Gross lesions related to acrolein treatment were observed in the forestomach and glandular stomach of male and female rats in the 10 mg/kg groups and 20 mg/kg female mice. Microscopically, the incidences of squamous hyperplasia of the forestomach epithelium were significantly increased in male rats in the 5 and 10 mg/kg groups, female rats administered 2.5 mg/kg or greater, and male and female mice administered 2.5, 5, or 10 mg/kg. Male and female rats in the 10 mg/kg groups and 20 mg/kg male and female mice had significantly increased incidences of glandular stomach hemorrhage. Female mice in the 20 mg/kg group also had significantly increased incidences of glandular stomach inflammation and epithelial necrosis.
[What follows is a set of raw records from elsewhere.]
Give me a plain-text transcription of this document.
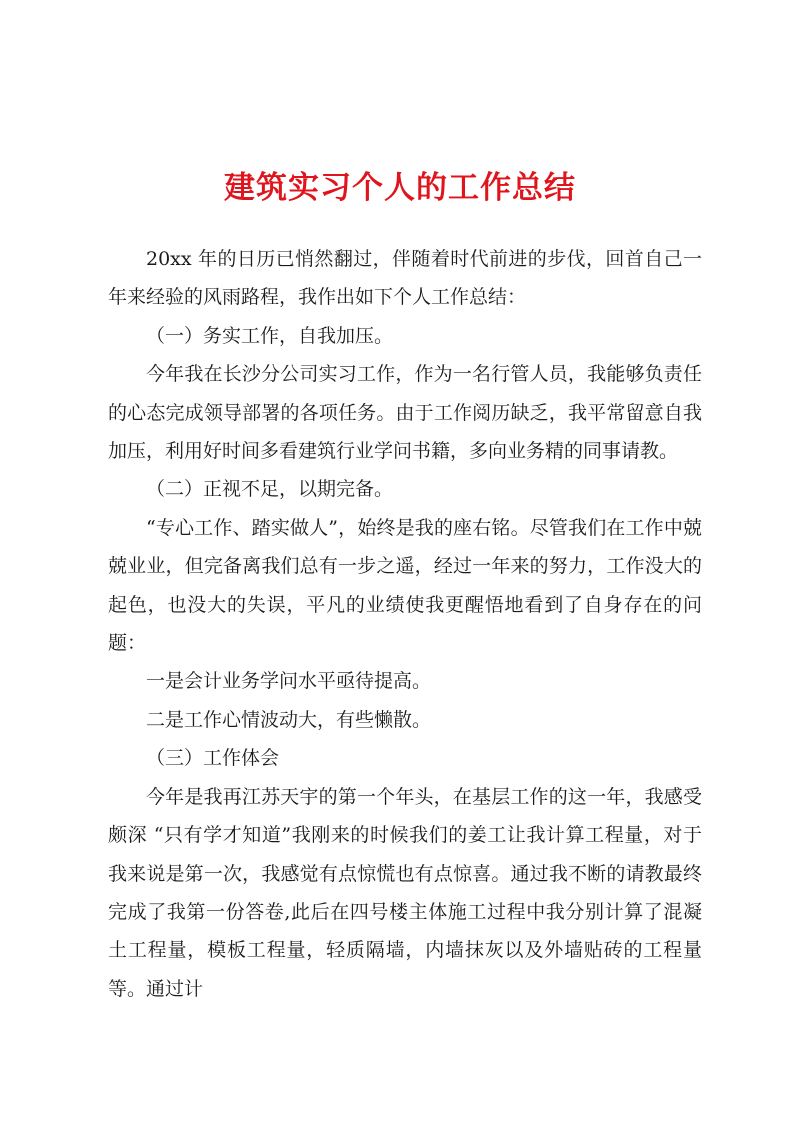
建筑实习个人的工作总结

20xx 年的日历已悄然翻过，伴随着时代前进的步伐，回首自己一年来经验的风雨路程，我作出如下个人工作总结：

（一）务实工作，自我加压。

今年我在长沙分公司实习工作，作为一名行管人员，我能够负责任的心态完成领导部署的各项任务。由于工作阅历缺乏，我平常留意自我加压，利用好时间多看建筑行业学问书籍，多向业务精的同事请教。

（二）正视不足，以期完备。

“专心工作、踏实做人”，始终是我的座右铭。尽管我们在工作中兢兢业业，但完备离我们总有一步之遥，经过一年来的努力，工作没大的起色，也没大的失误，平凡的业绩使我更醒悟地看到了自身存在的问题：

一是会计业务学问水平亟待提高。

二是工作心情波动大，有些懒散。

（三）工作体会

今年是我再江苏天宇的第一个年头，在基层工作的这一年，我感受颇深 “只有学才知道”我刚来的时候我们的姜工让我计算工程量，对于我来说是第一次，我感觉有点惊慌也有点惊喜。通过我不断的请教最终完成了我第一份答卷,此后在四号楼主体施工过程中我分别计算了混凝土工程量，模板工程量，轻质隔墙，内墙抹灰以及外墙贴砖的工程量等。通过计
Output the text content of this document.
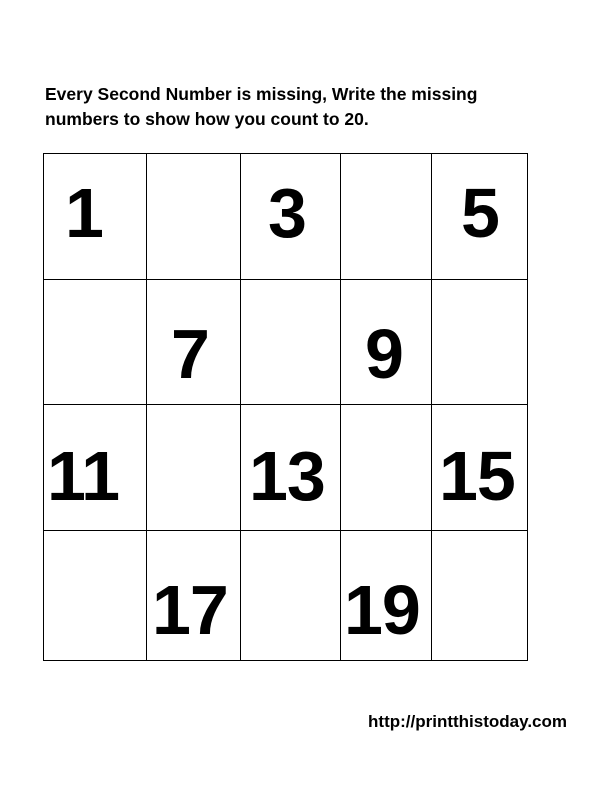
Every Second Number is missing, Write the missing
numbers to show how you count to 20.
1 3 5
7 9
11 13 15
17 19
http://printthistoday.com
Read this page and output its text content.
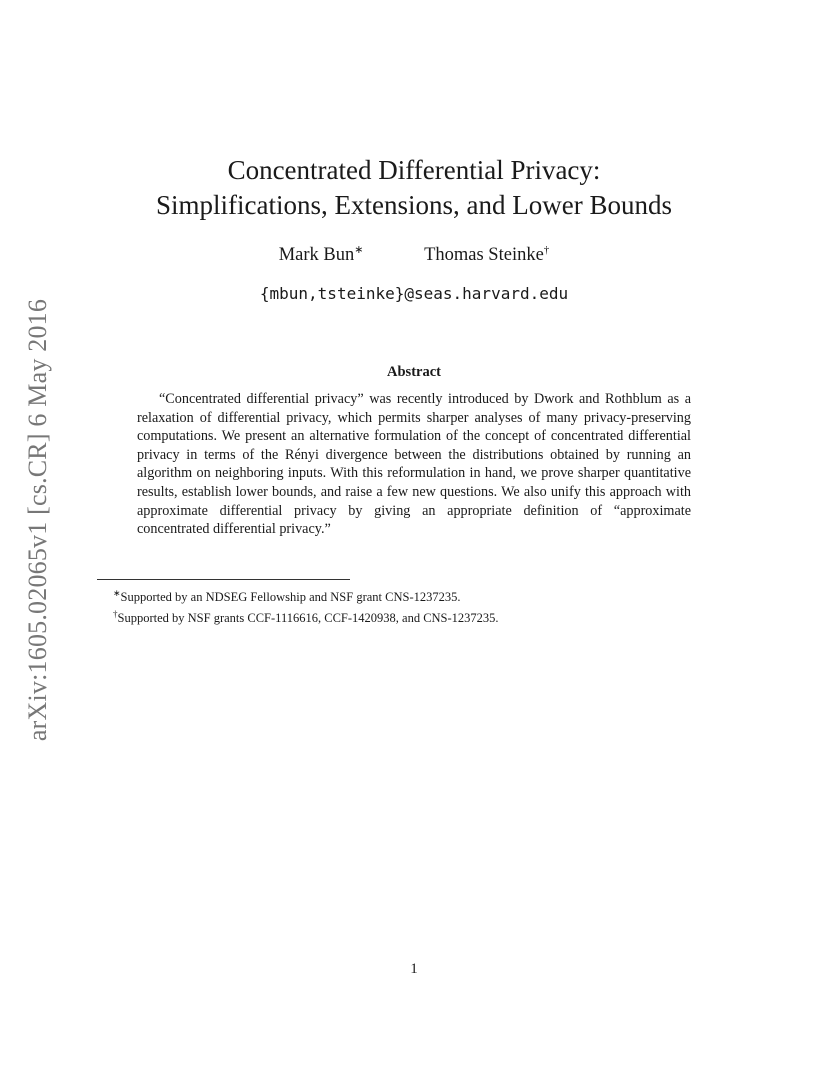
arXiv:1605.02065v1 [cs.CR] 6 May 2016
Concentrated Differential Privacy:
Simplifications, Extensions, and Lower Bounds
Mark Bun∗	Thomas Steinke†
{mbun,tsteinke}@seas.harvard.edu
Abstract
“Concentrated differential privacy” was recently introduced by Dwork and Rothblum as a relaxation of differential privacy, which permits sharper analyses of many privacy-preserving computations. We present an alternative formulation of the concept of concentrated differential privacy in terms of the Rényi divergence between the distributions obtained by running an algorithm on neighboring inputs. With this reformulation in hand, we prove sharper quantitative results, establish lower bounds, and raise a few new questions. We also unify this approach with approximate differential privacy by giving an appropriate definition of “approximate concentrated differential privacy.”
∗Supported by an NDSEG Fellowship and NSF grant CNS-1237235.
†Supported by NSF grants CCF-1116616, CCF-1420938, and CNS-1237235.
1
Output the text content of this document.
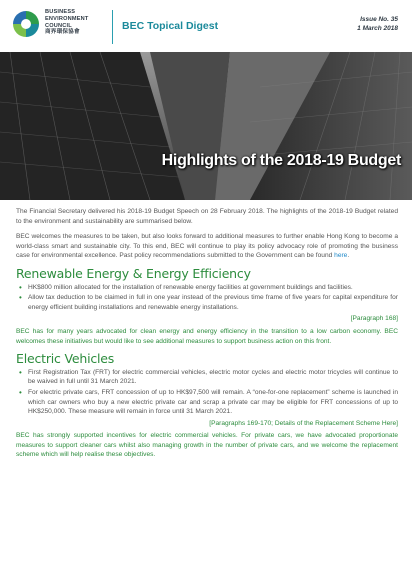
BUSINESS
ENVIRONMENT
COUNCIL
商界環保協會
BEC Topical Digest
Issue No. 35
1 March 2018
Highlights of the 2018-19 Budget

The Financial Secretary delivered his 2018-19 Budget Speech on 28 February 2018. The highlights of the 2018-19 Budget related to the environment and sustainability are summarised below.

BEC welcomes the measures to be taken, but also looks forward to additional measures to further enable Hong Kong to become a world-class smart and sustainable city. To this end, BEC will continue to play its policy advocacy role of promoting the business case for environmental excellence. Past policy recommendations submitted to the Government can be found here.

Renewable Energy & Energy Efficiency
• HK$800 million allocated for the installation of renewable energy facilities at government buildings and facilities.
• Allow tax deduction to be claimed in full in one year instead of the previous time frame of five years for capital expenditure for energy efficient building installations and renewable energy installations.
[Paragraph 168]

BEC has for many years advocated for clean energy and energy efficiency in the transition to a low carbon economy. BEC welcomes these initiatives but would like to see additional measures to support business action on this front.

Electric Vehicles
• First Registration Tax (FRT) for electric commercial vehicles, electric motor cycles and electric motor tricycles will continue to be waived in full until 31 March 2021.
• For electric private cars, FRT concession of up to HK$97,500 will remain. A “one-for-one replacement” scheme is launched in which car owners who buy a new electric private car and scrap a private car may be eligible for FRT concessions of up to HK$250,000. These measure will remain in force until 31 March 2021.
[Paragraphs 169-170; Details of the Replacement Scheme Here]

BEC has strongly supported incentives for electric commercial vehicles. For private cars, we have advocated proportionate measures to support cleaner cars whilst also managing growth in the number of private cars, and we welcome the replacement scheme which will help realise these objectives.
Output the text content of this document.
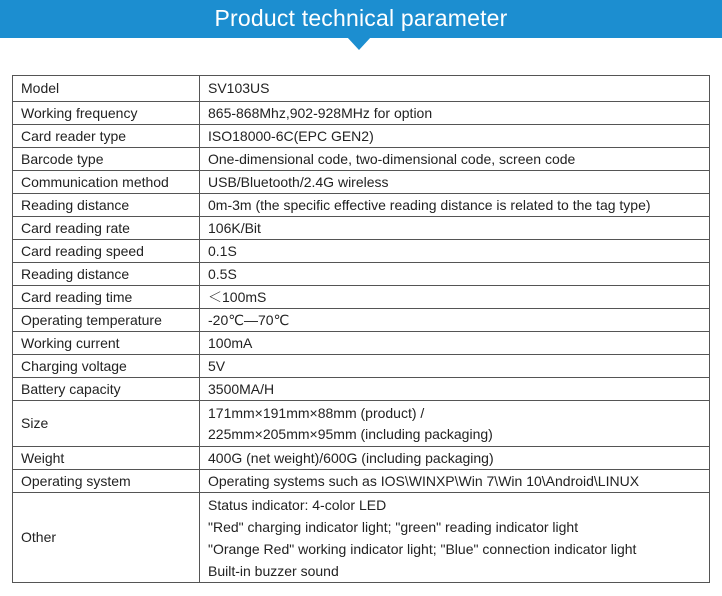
Product technical parameter
Model	SV103US

Working frequency	865-868Mhz,902-928MHz for option

Card reader type	ISO18000-6C(EPC GEN2)

Barcode type	One-dimensional code, two-dimensional code, screen code

Communication method	USB/Bluetooth/2.4G wireless

Reading distance	0m-3m (the specific effective reading distance is related to the tag type)

Card reading rate	106K/Bit

Card reading speed	0.1S

Reading distance	0.5S

Card reading time	＜100mS

Operating temperature	-20℃—70℃

Working current	100mA

Charging voltage	5V

Battery capacity	3500MA/H

Size	171mm×191mm×88mm (product) /
225mm×205mm×95mm (including packaging)

Weight	400G (net weight)/600G (including packaging)

Operating system	Operating systems such as IOS\WINXP\Win 7\Win 10\Android\LINUX

Other	Status indicator: 4-color LED
"Red" charging indicator light; "green" reading indicator light
"Orange Red" working indicator light; "Blue" connection indicator light
Built-in buzzer sound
Allyl acetate was mutagenic in S. typhimurium strains TA100 and TA1535, in the absence of S9 activation. With S9, no mutagenicity was detected in these two strains; negative results were obtained in strains TA97 and TA98, with and without S9. Allyl alcohol was not mutagenic in four strains of S. typhimurium, with or without S9 metabolic activation. Acrolein, tested in a preincubation protocol, was weakly mutagenic in S. typhimurium strain TA100 in the presence of 10% induced rat liver S9. Equivocal results were obtained in strains TA100 and TA1535 with 10% induced hamster liver S9. Negative results were obtained with TA97, TA98, and TA1538 under all test conditions, and acrolein gave negative results in all four S. typhimurium strains tested for mutation induction under a vapor protocol. No induction of micronuclei was noted in bone marrow erythrocytes of male rats administered allyl acetate by gavage three times at 24-hour intervals. No significant increases in micronucleated erythrocytes were noted in bone marrow samples from male rats administered allyl alcohol by intraperitoneal injection for 3 days. A small, but significant increase in the frequency of micronucleated normochromatic erythrocytes was observed in the peripheral blood of female mice administered allyl acetate by gavage for 14 weeks; no increase was observed in male mice. No increases in the frequencies of micronucleated normochromatic erythrocytes were observed in the peripheral blood of male or female mice administered allyl alcohol or acrolein by gavage for 14 weeks. Acrolein induced sister chromatid exchanges in cultured Chinese hamster ovary cells in the absence, but not the presence, of S9; it did not induce chromosomal aberrations, with or without S9. Results of three independent Drosophila melanogaster sex linked recessive lethal tests in which acrolein was administered to adult flies via feeding or injection and to larvae via feeding were negative.